Trump used the drug pricing achievement to pressure Democrats on the reconciliation bill.

“It’s going to be very hard for them not to approve the Big Beautiful Bill that we’re doing,” Trump said.

He explained: “Because people are going to be getting a 50 to a 90% reduction in drug prices.”

He projected the politics: “I think the Democrats are going to approve this bill too, because how are they going to reject a 60, 70, 80% drug cut? I don’t think they can.”

The argument was politically clever. If Democrats opposed the Big Beautiful Bill, they would be voting against massive drug price cuts that would benefit their constituents. Individual Democratic members of Congress would have to explain to voters why they had blocked legislation that would reduce their medication costs by 50-90%.

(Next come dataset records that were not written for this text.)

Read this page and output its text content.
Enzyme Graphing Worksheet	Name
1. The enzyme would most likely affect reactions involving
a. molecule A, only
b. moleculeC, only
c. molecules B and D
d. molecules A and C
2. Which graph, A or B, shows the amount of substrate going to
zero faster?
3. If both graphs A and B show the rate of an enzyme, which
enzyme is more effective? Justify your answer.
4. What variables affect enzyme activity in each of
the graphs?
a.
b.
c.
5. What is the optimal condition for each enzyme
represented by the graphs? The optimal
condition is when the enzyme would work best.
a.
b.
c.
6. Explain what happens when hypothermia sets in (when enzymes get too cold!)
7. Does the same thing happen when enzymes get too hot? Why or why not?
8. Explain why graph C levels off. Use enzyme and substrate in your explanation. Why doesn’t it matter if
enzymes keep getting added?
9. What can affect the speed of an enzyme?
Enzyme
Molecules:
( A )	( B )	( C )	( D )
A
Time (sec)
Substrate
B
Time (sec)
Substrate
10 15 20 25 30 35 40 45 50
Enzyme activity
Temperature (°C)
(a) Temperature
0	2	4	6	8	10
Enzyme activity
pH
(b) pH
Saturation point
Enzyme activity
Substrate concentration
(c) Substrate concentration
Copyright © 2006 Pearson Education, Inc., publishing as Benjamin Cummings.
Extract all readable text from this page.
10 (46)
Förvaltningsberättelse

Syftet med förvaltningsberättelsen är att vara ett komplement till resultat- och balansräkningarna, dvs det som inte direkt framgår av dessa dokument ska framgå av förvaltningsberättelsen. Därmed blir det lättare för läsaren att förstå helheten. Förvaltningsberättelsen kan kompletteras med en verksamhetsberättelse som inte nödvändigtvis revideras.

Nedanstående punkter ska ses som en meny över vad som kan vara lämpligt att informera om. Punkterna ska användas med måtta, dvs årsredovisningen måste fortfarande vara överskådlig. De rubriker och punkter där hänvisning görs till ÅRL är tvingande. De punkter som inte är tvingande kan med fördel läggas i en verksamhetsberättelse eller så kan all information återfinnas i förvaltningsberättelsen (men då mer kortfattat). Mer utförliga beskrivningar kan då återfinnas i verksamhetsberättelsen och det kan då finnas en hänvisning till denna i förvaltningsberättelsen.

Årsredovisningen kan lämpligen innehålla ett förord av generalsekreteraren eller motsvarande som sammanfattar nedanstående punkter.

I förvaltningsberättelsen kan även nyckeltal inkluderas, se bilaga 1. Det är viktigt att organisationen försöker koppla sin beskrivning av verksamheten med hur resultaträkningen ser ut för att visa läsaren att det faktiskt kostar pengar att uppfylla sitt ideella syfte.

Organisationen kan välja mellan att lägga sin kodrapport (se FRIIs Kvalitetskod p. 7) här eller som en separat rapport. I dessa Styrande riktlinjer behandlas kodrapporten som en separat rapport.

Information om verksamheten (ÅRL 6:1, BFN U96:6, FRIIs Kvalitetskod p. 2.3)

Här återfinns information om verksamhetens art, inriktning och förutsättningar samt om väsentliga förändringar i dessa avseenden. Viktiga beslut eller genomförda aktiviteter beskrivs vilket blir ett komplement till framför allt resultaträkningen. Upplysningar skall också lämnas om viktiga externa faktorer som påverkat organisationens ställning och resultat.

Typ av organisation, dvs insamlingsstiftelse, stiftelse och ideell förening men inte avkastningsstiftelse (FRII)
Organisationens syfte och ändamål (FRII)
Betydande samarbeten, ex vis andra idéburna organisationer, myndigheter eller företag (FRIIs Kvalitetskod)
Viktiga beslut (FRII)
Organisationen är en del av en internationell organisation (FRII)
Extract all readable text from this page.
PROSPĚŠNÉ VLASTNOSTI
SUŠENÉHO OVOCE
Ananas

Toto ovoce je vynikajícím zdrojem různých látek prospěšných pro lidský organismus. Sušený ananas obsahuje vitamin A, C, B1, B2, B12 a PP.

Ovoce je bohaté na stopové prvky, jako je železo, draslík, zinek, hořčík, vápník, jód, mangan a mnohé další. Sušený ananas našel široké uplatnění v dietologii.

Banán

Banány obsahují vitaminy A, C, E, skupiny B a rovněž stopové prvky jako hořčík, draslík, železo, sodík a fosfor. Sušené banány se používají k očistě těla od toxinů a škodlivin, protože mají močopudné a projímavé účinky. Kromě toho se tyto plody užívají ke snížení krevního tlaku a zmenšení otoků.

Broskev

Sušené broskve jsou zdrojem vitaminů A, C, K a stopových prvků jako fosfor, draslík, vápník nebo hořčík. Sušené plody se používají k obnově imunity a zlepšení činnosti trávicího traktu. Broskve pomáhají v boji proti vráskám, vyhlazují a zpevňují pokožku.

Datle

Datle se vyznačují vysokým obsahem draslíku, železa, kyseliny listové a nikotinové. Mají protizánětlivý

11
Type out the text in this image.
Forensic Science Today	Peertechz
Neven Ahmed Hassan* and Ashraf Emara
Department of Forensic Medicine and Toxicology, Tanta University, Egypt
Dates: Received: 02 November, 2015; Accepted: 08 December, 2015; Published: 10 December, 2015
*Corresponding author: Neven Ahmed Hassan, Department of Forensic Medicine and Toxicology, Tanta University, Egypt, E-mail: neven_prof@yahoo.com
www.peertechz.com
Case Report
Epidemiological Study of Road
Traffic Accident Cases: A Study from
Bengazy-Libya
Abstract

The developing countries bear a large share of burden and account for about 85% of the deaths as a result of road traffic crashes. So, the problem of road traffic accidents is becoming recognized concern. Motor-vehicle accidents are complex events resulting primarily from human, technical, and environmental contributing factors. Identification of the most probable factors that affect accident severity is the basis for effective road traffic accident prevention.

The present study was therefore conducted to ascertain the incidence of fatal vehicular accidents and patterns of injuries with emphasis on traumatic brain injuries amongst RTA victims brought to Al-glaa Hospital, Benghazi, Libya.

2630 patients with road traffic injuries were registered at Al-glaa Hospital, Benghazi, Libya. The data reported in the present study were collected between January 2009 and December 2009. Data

The explanation — that the bill also contained tax provisions Democrats opposed — would be politically toxic. Voters who were saving hundreds or thousands of dollars per year on prescription drugs would not care about abstract arguments about tax policy. They would remember which party delivered the drug price cuts and which party tried to block them.

Key Takeaways

  • Trump on Qatar jet: “Why wouldn’t I accept a gift? We’re giving to everybody else.” It’s temporary while Boeings are finished.
  • Hannity recap: China deal, India-Pakistan peace, drug price cuts, hostage released, Saudi deals — in one week.
  • “Most Favored Nations” drug pricing: “Whatever the lowest country pays, we pay.” Drug companies have accepted it.
  • Expected result: “50 to 90% reduction in drug prices” — orders of magnitude larger than any previous pricing action.
  • “The Democrats are to blame for years of ripping off American patients. They never wanted to play ball.”